I’m not saying that street protests are ineffective, but it seems like they are far less effective than they used to be. Picketing a business or a City Hall is supposed to block commerce, but commerce no longer pays attention to physical blockades. Picketing WalMart because you oppose their stance on unions may be a minor inconvenience for their customers, but WalMart is global and everywhere. They will continue to do business around your little blockade. But what if you were able to picket their servers and blockade all the packet traffic coming from their logistics routers? WalMart’s automated trucking and shipping infrastructure would come to an instant stop. What if you locked up WalMart’s payroll servers and no one got paid? What if you shut down their automated payment systems and customers couldn’t make purchases? What if you began releasing their internal emails on public blogs? Would WalMart pay attention to your little protest then? You bet they would. They would have the military pound you with an aerial drone if they could get away with it. But WalMart doesn’t care if you block their actual driveway. You can shout injustice in the street all day long. This is because WalMart knows that blocking driveways doesn’t make a difference, but blocking packets kills business.
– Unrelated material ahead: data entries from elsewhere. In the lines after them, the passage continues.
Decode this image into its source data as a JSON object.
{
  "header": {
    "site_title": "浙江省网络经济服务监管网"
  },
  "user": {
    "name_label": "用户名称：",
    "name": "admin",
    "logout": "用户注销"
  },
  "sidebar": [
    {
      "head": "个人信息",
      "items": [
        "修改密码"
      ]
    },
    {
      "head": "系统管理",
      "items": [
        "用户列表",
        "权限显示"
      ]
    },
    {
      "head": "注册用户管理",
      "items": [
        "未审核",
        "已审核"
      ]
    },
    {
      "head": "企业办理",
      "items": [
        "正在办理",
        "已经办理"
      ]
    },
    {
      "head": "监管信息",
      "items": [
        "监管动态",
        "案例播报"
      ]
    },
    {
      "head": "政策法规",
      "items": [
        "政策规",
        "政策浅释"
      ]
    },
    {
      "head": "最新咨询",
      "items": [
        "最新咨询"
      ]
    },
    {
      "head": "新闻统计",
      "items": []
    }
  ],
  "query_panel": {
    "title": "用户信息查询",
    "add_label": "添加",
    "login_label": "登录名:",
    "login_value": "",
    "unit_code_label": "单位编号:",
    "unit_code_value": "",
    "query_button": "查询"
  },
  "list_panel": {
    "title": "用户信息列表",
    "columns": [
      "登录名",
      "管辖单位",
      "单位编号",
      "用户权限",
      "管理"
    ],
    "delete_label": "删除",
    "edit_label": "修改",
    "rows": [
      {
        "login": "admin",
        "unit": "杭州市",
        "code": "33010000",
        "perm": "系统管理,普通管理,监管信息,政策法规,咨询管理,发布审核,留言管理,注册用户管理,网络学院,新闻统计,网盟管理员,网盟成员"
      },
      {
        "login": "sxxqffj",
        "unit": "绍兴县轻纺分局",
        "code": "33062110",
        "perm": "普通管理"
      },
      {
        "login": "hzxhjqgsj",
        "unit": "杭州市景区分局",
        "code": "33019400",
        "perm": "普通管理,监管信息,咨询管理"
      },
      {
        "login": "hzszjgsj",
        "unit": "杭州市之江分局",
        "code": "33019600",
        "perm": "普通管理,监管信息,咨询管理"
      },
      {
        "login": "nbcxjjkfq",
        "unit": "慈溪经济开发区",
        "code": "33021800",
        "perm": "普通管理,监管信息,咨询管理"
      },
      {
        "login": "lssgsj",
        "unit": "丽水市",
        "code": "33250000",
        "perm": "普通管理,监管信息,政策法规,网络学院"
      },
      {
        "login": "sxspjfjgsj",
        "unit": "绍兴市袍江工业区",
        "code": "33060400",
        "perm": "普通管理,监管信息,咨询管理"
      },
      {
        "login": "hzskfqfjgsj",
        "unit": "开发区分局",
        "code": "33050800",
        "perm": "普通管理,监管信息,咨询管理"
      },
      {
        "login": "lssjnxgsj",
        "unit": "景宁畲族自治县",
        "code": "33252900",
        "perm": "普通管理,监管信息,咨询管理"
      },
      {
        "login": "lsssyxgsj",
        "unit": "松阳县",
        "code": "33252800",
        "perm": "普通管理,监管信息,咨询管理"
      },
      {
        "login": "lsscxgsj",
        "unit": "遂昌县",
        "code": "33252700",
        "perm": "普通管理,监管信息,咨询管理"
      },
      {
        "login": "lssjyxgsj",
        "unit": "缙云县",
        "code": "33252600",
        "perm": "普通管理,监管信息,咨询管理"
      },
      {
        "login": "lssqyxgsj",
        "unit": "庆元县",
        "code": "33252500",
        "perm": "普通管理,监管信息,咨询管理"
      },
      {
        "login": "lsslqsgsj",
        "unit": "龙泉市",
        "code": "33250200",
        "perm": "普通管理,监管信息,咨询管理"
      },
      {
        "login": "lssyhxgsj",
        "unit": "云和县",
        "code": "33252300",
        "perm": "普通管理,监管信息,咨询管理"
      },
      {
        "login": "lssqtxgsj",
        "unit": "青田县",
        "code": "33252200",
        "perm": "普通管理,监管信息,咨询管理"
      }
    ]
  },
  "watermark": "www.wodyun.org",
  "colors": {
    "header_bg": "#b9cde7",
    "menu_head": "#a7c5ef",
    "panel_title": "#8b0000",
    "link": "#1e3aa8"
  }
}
Engaging in protest is an inherently dangerous activity. In countries where wealth and power is closer to the street, street protestors are considered a threat, so they get shot or arrested or bashed with clubs. In countries where power has consolidated into untouchable private networks, street protests are met with mild annoyance and amusement. Even though Occupy protestors face the threat of tear gas or misdemeanor arrest, they are not really putting their lives or freedom on the line by camping in the street. But if they were Occupying Facebook, or Gmail, or Blackberry, or AT&T, and they actually brought U.S. commerce to a standstill with their organized protests, then they would be a nonviolent threat to be reckoned with. They would be risking real backlash from angry people in uniforms with guns trying to drag them away with Patriot Act ghost clauses. That is what effective nonviolent protest looks like. It is messy, it makes people in power shit their pants in fear, it creates instant backlash. In protests that matter, people put their life and freedom on the line for what they believe and the people in power listen because they are scared. And if you are not putting your life and freedom on the line to be heard, you are not protesting effectively, and no one can hear you. You are just camping in the street while the rich watch on YouTube and laugh at you, occasionally pausing to sip champagne and manage their investment portfolios on their iPads. They don’t go down to the street anymore. Is it any wonder they can’t understand your message?